Hurricane Beryl, a catastrophic Category 5 storm at the time of this report, is barreling towards Jamaica after leaving a trail of destruction across several Caribbean islands. The hurricane, which has already claimed at least 2 lives, is expected to bring life-threatening winds and storm surge to Jamaica on Wednesday before potentially impacting the Cayman Islands on Thursday.

Beryl’s rapid intensification has shattered records, making it the earliest Category 5 hurricane in the Atlantic and only the second such powerful storm recorded in July. Climate experts attribute this unprecedented strength to abnormally warm ocean temperatures driven by climate change.

The storm’s devastating passage through Grenada on Monday left the island in ruins, with nearly all residents losing power and phone service. Prime Minister Dickon Mitchell reported that the island of Carriacou was “flattened” in just half an hour.

Neighboring St. Vincent and the Grenadines also suffered extensive damage, with Prime Minister Ralph Gonsalves describing a path of “immense destruction, pain, and suffering.” Reports indicate that about 90% of homes on Union Island are damaged or destroyed, while hundreds more buildings, including schools and churches, sustained severe damage across St. Vincent.

Storm surge reached the islands of Saint Lucia and Barbados as well, leaving coastal communities under water. The fishing industry in these islands have suffered a significant blow with several vessels damages and sunk due to storm surge. 

As Beryl approaches Jamaica, authorities have issued a hurricane warning for the island.

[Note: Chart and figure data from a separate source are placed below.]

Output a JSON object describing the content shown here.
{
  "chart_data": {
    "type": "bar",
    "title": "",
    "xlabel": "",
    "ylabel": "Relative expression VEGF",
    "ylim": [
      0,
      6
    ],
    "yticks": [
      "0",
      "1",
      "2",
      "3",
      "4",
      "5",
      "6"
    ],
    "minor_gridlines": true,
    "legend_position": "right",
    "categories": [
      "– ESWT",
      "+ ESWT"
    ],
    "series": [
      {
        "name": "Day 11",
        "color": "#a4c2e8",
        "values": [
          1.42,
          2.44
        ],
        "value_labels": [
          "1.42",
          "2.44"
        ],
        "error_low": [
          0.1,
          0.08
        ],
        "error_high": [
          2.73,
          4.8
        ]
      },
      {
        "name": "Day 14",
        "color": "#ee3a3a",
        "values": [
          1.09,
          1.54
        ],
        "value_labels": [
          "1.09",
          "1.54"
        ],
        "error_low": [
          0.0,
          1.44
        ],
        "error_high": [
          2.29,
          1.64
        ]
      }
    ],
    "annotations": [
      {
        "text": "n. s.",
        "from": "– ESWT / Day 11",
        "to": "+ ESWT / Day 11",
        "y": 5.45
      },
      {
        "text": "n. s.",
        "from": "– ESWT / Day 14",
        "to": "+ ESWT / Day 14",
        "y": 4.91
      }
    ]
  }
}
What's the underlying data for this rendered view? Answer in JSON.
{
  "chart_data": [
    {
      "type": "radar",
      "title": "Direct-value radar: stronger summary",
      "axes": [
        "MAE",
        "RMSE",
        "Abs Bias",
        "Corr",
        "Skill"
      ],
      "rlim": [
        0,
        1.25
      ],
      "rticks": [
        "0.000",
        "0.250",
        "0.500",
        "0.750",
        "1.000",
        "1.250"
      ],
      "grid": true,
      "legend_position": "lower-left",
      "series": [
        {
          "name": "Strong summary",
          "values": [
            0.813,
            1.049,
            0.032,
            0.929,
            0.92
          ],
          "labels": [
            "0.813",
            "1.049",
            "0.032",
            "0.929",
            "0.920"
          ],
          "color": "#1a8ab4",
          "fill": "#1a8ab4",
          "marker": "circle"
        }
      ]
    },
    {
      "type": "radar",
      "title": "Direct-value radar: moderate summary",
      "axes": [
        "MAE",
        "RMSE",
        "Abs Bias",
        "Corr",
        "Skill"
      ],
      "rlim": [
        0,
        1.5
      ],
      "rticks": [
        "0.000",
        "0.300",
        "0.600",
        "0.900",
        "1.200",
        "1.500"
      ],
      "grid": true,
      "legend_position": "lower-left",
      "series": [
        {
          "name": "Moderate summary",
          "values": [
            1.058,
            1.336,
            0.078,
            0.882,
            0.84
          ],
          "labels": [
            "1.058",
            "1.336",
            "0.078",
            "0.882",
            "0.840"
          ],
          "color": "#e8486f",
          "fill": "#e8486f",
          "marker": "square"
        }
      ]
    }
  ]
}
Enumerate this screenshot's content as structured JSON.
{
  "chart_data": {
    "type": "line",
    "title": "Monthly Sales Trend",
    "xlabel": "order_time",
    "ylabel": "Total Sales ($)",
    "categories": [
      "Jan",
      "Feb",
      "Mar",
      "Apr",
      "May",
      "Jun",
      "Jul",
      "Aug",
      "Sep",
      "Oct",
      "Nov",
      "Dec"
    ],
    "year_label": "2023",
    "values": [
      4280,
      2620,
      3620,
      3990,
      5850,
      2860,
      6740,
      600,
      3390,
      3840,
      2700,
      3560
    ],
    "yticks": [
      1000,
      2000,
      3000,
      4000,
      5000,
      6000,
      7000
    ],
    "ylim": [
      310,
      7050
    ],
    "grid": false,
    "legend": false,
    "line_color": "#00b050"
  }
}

Residents are bracing for hurricane-force winds, storm surge of up to 5 feet above normal tide levels, and rainfall totals of 4 to 8 inches, with isolated areas potentially receiving up to 12 inches.

The southern coasts of Haiti and the Dominican Republic are under tropical storm warnings, with conditions expected to deteriorate starting Tuesday. Storm surge and heavy rainfall are also anticipated in these areas.

As Hurricane Beryl continues its path through the Caribbean, meteorologists and climate scientists point to its unprecedented strength as a troubling indicator of the impact of climate change on tropical cyclones. The storm’s ability to rapidly intensify so early in the hurricane season has raised concerns about the potential for more frequent and severe storms in the future.